On the lead up to the Monaco weekend, the Jaguar team revealed they would be running a special livery for the Grand Prix to promote the release of the movie Ocean's Twelve. As part of the promotion, the Steinmetz Diamond Group - led by an Israeli billionaire - would be installing two $250,000 shirt button-sized diamonds into the noses of the Jaguar R5s for the race.
Running expensive diamonds in one of the most fragile, exposed parts of the car and on the most difficult circuit of the year was a risky decision. For Steinmetz, the risk didn't pay off, for on the first lap Klien hit Heidfeld at Mirabeau and as he headed towards the hairpin at Loews, the front wing fell off and the car was buried nose first into the barriers.
The car was moved out of the way by marshals and it became apparent (whether at the time, or later) that the diamond had disappeared. Strict safety regulations meant that no one would be able to head to the hairpin and search for it until two hours later, well after the race had finished.
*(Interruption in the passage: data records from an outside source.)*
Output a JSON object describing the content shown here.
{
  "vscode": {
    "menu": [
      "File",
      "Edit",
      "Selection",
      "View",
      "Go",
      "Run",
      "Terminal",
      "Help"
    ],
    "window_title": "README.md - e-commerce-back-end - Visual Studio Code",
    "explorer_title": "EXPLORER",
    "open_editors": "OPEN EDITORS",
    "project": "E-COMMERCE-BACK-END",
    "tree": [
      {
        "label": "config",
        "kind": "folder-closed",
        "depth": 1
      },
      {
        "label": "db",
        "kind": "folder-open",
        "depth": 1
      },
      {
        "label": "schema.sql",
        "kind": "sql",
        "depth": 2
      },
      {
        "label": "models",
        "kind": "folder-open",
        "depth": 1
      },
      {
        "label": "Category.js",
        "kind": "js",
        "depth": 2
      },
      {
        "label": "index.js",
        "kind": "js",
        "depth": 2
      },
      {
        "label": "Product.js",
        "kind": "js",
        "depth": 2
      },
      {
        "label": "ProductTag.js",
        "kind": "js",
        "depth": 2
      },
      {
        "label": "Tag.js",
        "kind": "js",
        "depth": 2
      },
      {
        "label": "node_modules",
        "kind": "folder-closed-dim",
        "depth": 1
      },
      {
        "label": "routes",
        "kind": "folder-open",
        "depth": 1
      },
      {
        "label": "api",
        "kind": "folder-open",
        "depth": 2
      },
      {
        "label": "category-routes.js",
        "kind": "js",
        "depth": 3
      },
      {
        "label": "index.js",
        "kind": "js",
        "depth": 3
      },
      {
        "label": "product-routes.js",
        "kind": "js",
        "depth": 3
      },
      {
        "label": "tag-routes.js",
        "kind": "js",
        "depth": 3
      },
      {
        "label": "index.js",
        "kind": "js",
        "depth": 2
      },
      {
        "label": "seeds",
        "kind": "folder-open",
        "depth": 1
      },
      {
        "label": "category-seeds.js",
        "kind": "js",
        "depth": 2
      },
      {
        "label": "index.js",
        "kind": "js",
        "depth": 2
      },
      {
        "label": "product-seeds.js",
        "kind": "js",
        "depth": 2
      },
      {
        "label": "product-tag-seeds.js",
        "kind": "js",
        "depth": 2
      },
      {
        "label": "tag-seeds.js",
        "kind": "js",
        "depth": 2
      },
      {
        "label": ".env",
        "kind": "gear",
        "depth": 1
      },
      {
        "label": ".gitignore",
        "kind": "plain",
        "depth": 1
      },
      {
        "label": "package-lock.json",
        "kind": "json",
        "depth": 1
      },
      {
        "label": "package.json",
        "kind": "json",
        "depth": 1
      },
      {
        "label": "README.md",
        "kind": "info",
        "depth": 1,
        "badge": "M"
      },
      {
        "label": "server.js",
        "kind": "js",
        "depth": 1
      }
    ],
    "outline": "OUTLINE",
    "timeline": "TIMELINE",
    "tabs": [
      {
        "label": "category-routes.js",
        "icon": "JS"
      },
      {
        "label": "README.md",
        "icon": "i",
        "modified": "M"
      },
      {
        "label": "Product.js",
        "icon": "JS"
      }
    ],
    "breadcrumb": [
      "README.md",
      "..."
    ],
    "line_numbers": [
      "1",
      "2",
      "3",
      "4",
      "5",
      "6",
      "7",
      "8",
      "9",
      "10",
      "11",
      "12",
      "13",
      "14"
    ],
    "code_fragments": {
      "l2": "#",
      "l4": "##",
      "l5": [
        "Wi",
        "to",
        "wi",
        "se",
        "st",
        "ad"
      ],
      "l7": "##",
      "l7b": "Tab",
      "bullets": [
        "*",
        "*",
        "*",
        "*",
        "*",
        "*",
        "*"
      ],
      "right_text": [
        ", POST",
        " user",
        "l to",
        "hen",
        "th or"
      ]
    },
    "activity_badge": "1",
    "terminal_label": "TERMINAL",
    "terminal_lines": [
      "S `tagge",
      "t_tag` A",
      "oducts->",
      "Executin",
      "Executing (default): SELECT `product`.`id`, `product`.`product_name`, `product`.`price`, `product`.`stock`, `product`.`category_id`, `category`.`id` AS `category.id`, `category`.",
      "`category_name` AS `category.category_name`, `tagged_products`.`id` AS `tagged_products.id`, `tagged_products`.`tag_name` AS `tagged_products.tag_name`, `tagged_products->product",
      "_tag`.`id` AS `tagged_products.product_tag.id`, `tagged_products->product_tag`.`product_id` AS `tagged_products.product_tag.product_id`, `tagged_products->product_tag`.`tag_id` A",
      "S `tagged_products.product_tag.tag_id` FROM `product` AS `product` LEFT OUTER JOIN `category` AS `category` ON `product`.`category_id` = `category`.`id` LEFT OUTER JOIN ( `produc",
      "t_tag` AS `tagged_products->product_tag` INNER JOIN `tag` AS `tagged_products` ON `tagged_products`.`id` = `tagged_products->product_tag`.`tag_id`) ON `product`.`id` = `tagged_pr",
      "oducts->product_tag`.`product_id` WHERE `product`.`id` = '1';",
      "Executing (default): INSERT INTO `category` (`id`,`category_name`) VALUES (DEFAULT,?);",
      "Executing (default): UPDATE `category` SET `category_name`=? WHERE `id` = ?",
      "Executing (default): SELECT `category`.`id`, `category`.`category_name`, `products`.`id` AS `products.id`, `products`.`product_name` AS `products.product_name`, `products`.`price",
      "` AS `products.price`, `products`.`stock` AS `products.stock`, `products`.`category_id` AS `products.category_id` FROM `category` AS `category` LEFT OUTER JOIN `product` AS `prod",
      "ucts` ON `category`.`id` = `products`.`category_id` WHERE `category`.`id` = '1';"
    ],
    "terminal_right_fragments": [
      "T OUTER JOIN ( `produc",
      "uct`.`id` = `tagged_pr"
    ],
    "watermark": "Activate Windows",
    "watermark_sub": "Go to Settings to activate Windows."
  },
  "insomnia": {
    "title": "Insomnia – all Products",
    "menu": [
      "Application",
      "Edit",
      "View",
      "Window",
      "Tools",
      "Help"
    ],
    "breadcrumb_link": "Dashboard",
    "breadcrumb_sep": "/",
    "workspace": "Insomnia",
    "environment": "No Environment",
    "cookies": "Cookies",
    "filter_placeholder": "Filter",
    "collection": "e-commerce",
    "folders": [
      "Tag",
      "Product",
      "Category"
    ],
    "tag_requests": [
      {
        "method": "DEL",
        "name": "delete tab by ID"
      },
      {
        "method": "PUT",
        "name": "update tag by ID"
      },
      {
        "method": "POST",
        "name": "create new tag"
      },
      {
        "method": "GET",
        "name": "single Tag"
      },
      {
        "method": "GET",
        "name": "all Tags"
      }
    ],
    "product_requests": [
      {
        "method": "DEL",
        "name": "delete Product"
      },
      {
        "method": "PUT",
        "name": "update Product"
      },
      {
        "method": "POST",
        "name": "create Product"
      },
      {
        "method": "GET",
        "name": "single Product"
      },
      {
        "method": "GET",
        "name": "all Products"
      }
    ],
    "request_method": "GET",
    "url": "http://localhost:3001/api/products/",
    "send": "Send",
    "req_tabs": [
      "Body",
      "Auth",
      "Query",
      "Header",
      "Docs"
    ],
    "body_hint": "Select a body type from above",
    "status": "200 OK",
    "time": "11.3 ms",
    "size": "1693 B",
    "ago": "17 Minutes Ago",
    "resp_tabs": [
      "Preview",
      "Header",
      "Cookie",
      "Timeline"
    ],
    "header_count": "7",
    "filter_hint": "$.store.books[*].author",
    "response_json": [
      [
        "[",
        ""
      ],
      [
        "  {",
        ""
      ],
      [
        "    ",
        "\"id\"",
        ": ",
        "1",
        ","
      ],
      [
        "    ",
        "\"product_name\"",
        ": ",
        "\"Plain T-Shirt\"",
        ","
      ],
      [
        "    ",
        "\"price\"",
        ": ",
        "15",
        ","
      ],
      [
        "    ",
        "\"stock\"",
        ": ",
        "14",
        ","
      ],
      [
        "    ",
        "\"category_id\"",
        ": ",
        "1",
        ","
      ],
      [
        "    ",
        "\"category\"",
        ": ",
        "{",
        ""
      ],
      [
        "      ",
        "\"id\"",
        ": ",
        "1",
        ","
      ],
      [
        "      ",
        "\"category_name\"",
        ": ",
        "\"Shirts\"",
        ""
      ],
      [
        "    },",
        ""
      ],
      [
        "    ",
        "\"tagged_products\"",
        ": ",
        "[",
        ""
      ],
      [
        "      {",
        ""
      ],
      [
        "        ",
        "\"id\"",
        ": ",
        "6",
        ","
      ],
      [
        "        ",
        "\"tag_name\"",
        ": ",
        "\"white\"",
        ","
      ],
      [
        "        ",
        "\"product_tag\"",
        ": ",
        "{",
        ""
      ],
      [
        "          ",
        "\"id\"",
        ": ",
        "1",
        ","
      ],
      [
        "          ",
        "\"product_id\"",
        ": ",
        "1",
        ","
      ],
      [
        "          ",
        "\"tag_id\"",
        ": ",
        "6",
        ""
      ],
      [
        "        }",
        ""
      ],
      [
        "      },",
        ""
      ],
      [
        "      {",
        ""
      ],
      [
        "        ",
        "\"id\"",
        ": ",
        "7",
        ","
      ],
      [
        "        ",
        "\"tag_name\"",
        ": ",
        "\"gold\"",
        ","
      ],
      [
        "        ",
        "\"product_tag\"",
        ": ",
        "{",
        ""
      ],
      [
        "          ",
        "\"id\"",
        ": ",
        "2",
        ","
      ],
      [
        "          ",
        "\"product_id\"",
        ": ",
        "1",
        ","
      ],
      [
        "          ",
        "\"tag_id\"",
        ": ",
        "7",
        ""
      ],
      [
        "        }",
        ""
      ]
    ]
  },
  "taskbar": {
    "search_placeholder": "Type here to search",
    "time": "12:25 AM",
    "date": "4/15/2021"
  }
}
A search was conducted on Sunday night, which came to nought and later a reward was offered for its safe return in the form of a $45,000 car, which was believed at the time to be a brand new Jaguar X-Type. No one came forward and a press statement was later released, "Both Steinmetz and Jaguar Racing were saddened by the loss of a unique piece of Grand Prix memorabilia that was destined to be auctioned for charity at a later date."
The diamond was never found. Speculation lead some to believe it was stolen, while others insist it was all staged as part of the movie deal. After all, a precious $250,000 gem going missing certainly fitted in with the concept of the gangster/heist plot of Ocean's Twelve. Given the risks of driving at high speed around such a tight circuit, some believe the Jaguars were not carrying real diamonds at all. The chances are we shall never know.